My last post addressed the need to get off the histamine-merry-go round, in addition to featuring a quote from my nutritional hero Dr Fuhrman:
You can’t put this problem in a vacuum. Such as avoiding histamine containing foods, on a standard deficient and toxic diet. The body works in conjunction with thousands of complicated chemical reactions, and only with superior nutrition can the histamine sensitivity be better controlled. So exposure to thousands of phytochemicals and even to a low dose of histamine in their diet is good, not bad and can offer hope of getting better over the years to come.
Since then I’ve received a number of emails asking me how I transitioned from an unhealthy low histamine standard diet (SAD) to a nutrient dense anti-inflammatory and antihistamine diet, without losing my mind, or will to live.
I understand – it’s hard. Luckily I had Dr Fuhrman’s Eat to Live diet to guide me – but while healthy, it wasn’t low histamine. And of course, I’m human. There was cheating, setbacks and a lack of faith in my ever getting better. The three long years of giving up foods hand over fist, nearly passing out with envy at the sight of friends and family digging in to a creamy tub of ice cream, definitely took its toll. A mere cartoon-like tendril of freshly baked bread weaving its way to my nostrils was enough to set off paroxysms of anguish over life I had left behind.
And so, like a spurned lover, I became jaded; turning down invites to fabulous dinners and trips, because I couldn’t bear to see what I couldn’t have.
Then, the epiphany: rather than feel deprived, why not use this illness as an opportunity to be the healthiest I’ve ever been? I mean really truly commit and give it everything I’ve got, even if I die trying. Because at that point, I realised that I wasn’t really living. I was going through the motions: working, talking, eating, but taking pleasure in nothing. The weight of my illness was crushing me and I had to get out from under it. I immediately resolved to place my focus on eating as nutritiously as possible, rather than low histamine.

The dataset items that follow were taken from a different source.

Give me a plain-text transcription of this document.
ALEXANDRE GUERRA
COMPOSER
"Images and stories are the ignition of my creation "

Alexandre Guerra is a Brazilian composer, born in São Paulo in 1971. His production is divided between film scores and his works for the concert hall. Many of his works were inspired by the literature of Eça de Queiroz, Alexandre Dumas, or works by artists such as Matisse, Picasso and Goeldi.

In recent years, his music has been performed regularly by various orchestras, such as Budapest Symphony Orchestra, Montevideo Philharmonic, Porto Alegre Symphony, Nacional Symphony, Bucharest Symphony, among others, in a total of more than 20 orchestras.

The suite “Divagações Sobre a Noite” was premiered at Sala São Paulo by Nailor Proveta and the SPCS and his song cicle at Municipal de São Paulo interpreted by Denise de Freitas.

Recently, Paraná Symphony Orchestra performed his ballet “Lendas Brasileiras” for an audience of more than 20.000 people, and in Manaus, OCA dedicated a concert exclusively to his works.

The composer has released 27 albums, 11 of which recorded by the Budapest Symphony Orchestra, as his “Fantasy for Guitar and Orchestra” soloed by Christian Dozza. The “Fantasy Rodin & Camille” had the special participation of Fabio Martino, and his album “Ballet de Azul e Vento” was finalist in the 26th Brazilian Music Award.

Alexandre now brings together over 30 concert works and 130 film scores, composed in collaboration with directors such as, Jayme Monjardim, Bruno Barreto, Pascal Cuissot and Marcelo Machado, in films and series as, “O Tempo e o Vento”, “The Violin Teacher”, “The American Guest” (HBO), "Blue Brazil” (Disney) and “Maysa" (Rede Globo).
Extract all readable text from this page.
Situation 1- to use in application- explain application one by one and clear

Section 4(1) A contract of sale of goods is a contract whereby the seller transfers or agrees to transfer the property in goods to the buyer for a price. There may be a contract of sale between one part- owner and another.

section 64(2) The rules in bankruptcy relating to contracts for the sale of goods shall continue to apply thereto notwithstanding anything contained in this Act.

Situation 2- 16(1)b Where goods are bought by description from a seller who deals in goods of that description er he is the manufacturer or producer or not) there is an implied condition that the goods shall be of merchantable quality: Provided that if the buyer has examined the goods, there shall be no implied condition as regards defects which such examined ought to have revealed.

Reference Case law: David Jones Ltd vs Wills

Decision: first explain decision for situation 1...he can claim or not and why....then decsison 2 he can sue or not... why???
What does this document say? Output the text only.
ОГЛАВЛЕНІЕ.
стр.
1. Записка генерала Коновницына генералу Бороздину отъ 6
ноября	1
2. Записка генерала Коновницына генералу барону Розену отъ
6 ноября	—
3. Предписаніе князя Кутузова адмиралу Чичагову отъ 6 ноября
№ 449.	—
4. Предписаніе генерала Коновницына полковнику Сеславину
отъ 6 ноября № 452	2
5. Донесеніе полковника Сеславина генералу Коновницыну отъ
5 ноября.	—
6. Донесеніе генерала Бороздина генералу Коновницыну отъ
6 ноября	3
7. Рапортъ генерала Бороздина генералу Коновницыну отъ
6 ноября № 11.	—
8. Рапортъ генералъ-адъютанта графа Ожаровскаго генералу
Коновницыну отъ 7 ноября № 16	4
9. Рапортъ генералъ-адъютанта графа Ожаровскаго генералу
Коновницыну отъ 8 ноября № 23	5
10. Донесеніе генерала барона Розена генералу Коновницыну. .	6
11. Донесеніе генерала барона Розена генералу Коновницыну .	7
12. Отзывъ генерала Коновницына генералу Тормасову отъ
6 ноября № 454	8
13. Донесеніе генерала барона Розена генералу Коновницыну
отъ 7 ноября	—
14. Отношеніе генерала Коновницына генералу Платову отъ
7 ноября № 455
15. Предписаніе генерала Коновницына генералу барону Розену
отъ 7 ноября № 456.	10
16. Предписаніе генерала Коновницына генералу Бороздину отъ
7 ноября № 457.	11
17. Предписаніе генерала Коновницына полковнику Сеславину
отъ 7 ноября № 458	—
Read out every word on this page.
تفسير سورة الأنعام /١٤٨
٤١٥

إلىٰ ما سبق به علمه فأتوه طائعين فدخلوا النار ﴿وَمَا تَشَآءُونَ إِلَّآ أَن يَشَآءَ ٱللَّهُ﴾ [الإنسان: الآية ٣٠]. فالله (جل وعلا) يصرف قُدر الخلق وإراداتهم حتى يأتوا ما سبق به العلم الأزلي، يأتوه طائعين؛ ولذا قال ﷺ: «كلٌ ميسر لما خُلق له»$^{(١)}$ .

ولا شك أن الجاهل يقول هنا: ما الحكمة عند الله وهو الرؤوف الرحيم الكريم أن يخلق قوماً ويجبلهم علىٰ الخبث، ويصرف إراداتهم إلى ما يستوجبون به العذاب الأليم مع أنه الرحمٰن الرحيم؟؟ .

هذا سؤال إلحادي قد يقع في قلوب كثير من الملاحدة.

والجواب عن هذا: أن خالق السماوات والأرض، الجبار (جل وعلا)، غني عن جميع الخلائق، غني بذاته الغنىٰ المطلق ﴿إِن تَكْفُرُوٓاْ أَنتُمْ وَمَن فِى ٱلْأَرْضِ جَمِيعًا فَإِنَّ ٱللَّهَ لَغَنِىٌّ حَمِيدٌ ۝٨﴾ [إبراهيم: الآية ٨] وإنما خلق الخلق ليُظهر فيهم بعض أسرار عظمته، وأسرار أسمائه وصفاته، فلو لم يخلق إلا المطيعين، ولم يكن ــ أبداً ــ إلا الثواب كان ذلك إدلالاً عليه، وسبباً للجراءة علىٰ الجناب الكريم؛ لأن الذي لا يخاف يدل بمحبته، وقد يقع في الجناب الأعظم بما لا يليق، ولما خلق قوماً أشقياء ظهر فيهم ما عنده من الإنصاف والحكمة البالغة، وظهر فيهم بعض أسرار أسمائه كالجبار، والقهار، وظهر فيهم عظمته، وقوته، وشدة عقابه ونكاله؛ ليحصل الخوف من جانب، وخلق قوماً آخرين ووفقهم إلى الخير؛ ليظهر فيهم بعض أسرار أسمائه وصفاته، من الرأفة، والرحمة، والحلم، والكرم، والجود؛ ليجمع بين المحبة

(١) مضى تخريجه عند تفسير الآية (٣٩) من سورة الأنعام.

But the first step was hard: I had to understand what I was hiding from. It was ugly, painful and soul destroying – but I unleashed the histamine kraken on my body. Antihistamines flushed down the toilet, followed by my saviour – xanax.
There was no longer anywhere to hide. The fits of itching and full body spasms were no picnic. I hadn’t had them in a long time, but they were definitely worth it. Once my body was meds free I began to understand how food, stress and inflammation affected my histamine condition.
The fruit of my labours? Less cookies, ice cream and sugar meant that I could stop stressing the histamine rating of most fish, fruits and nuts that I so badly missed, plus less symptoms, more life, and…I’m now OFFICIALLY in the best health of my life! My recent full body work up showed that for the first time ever, all my results (other than low B12 because there’s no salmon in Kenya!) are well within normal range. All my inflammatory markers are low low low and my WBC is normal for the first time in my adult life. Well, normal for a nutritarian following Fuhrman’s diet. Mine has dropped to 3.7 (normal being 4.5 – 11), which according to the doc means that I have less inflammation in my body! Score. Gaining perfect nutrition rather than stressing and being miserable on a low histamine SAD has my skin glowing, hair flowing, and hopefully not looking my 37 years of age.